Geoffrey Dennis

from Wikipedia, the free encyclopedia

Geoffrey Pomeroy Dennis (born January 20, 1892 in Barnstaple , † May 15, 1963 ) was a British writer who was awarded the Hawthornden Prize in 1930 .

Life

Dennis was the youngest child of grocer Thomas Austen Dennis (1844–1926) and his second wife Annie nee. Handford (1853-1892). The family belonged to the " Open Brothers ".

After finishing school, Dennis worked for three years in the office of a real estate agent, then studied at Oxford and served in the First World War . From 1920 to 1937 he worked for the League of Nations in Geneva , most recently as editor-in-chief and head of the documents department. He was then head of the Italian division of the BBC's European service . From 1949 to 1957 he worked as an English editor at UNESCO in Paris .

His first novel Mary Lee (1922) describes the childhood and adolescence of a girl who grew up in the 1850s and 1860s in the same religious milieu as the author later. For his novel The End of the World Dennis received the renowned Hawthornden Prize in 1930. In the book he deals with a possible end of the world from a contemporary perspective. In 1937 the book Coronation Commentary followed , a critical account of the coronation of Edward VIII in 1936, which earned him a defamation suit from Winston Churchill .
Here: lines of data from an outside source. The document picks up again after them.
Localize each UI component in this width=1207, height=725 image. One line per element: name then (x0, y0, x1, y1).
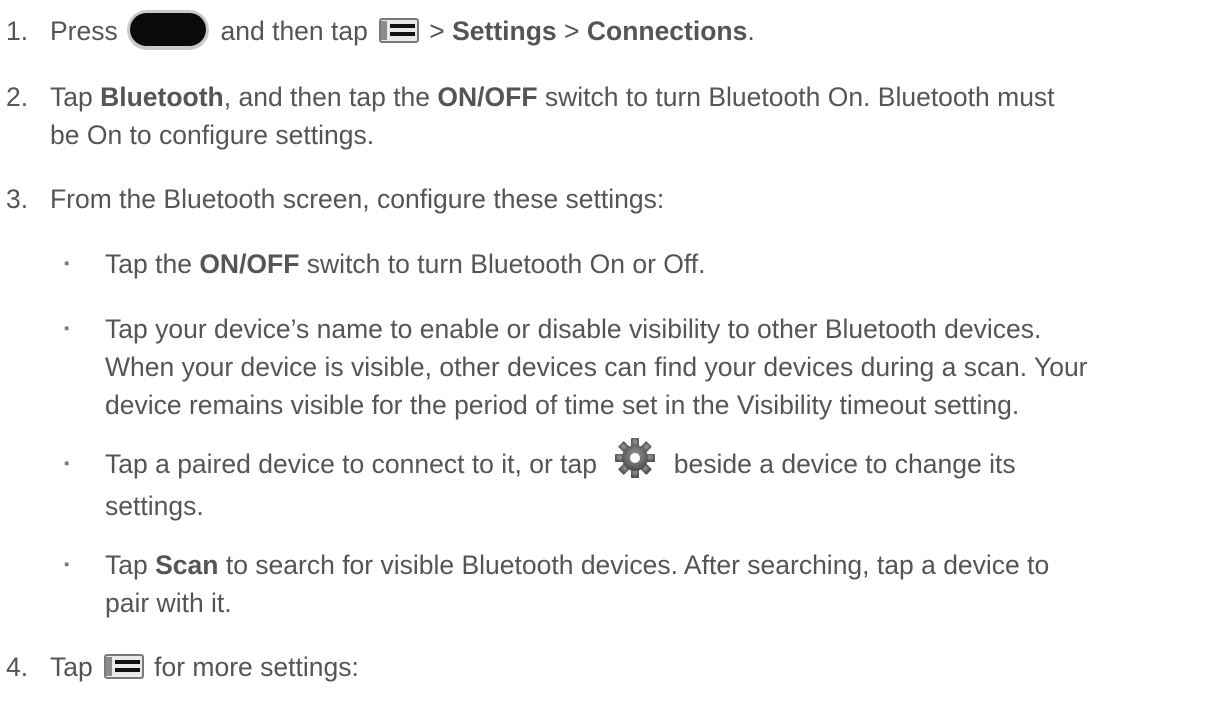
step-number: 1. (6, 16, 29, 46)
onoff-label: ON/OFF (437, 82, 538, 112)
menu-icon (379, 18, 421, 44)
bluetooth-label: Bluetooth (100, 82, 224, 112)
menu-icon (104, 654, 146, 680)
bullet-mark: ▪ (64, 455, 70, 472)
step-text: Tap Bluetooth, and then tap the ON/OFF s… (50, 82, 1055, 150)
settings-label: Settings (452, 16, 557, 46)
step-text: From the Bluetooth screen, configure the… (50, 184, 665, 214)
step-number: 3. (6, 184, 29, 214)
bullet-text: Tap a paired device to connect to it, or… (105, 438, 1191, 525)
bullet-text: Tap the ON/OFF switch to turn Bluetooth … (105, 249, 706, 279)
bullet-mark: ▪ (64, 255, 70, 272)
bullet-mark: ▪ (64, 556, 70, 573)
step-text: Tap for more settings: (50, 652, 359, 682)
bullet-text: Tap your device’s name to enable or disa… (105, 314, 1088, 420)
step-text: Press and then tap > Settings > Connecti… (50, 10, 1197, 53)
bullet-text: Tap Scan to search for visible Bluetooth… (105, 550, 1050, 618)
scan-label: Scan (155, 550, 219, 580)
step-number: 4. (6, 652, 29, 682)
instruction-page: 1. Press and then tap > Settings > Conne… (0, 0, 1207, 725)
bullet-mark: ▪ (64, 320, 70, 337)
onoff-label: ON/OFF (199, 249, 300, 279)
home-button-icon (127, 10, 210, 50)
step-number: 2. (6, 82, 29, 112)
gear-icon (610, 437, 660, 479)
connections-label: Connections (586, 16, 748, 46)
In the same year Dennis worked under the pseudonym "Barum Browne" with the writer Hilary Saint George Saunders . His autobiographical book Till Seven was most recently published in 1957 by Eyre & Spottiswoode.

family

In 1926 Dennis married the League of Nations secretary Doris Ethel Hall (* 1898), who died in Geneva the following year. In 1928 he married Imogene Lucy Cristina Maria Rossetti Angeli (1904–1993), a granddaughter of William Michael Rossetti and Lucy Madox Brown, in London . They had two children: Emmanuel Calmedy Rossetti Dennis (* 1929) and Helen Annie Handford Dennis (* 1932).

Works

  • Mary Lee , 1922
  • Harvest in Poland , 1925
  • Declaration of Love: Undiplomatic Correspondence between Paris and Berlin , 1927
  • The End of the World , 1930
  • Sale by Auction , 1932 (American edition: The Red Room )
  • Bloody Mary’s , 1934
  • Coronation Commentary , 1937
  • The Devil and XYZ , 1937 (with Hilary Saint George Saunders )
  • Till Seven , 1957

Web links

Individual evidence

  1. ^ A b Dennis, Geoffrey Pomeroy , in: Who's Who & Who Was Who .
  2. ^ A b Geoffrey Pomeroy Dennis , in: FamilySearch .
  3. C [laude] D [enny]: Vient de paraître: Geoffrey Dennis: La Fin du Monde. In: La Nouvelle Revue Française 23 (1935), p. 66.
  4. ^ A b A. C. Ward: Longman Companion to Twentieth Century Literature , Longman, London 1970, p. 168.
  5. Clarence L. Barnhart, William D. Halsey (Eds.): The New Century Handbook of English Literature , Appleton-Century-Crofts, New York 1956, p. 327.
  6. ^ Henry Pelling: Winston Churchill , Macmillan, Basingstoke 1974, p. 415 .
  7. ^ Miss Doris Ethel Hall , in: League of Nations Search Engine .
  8. DENNIS Doris Ethel , in: National Probate Calendar , 1927.
  9. Imogenes mother Helen Maria Madox Rossetti Angeli (1879–1969) was also a secretary at the League of Nations for several years (see League of Nations Search Engine ).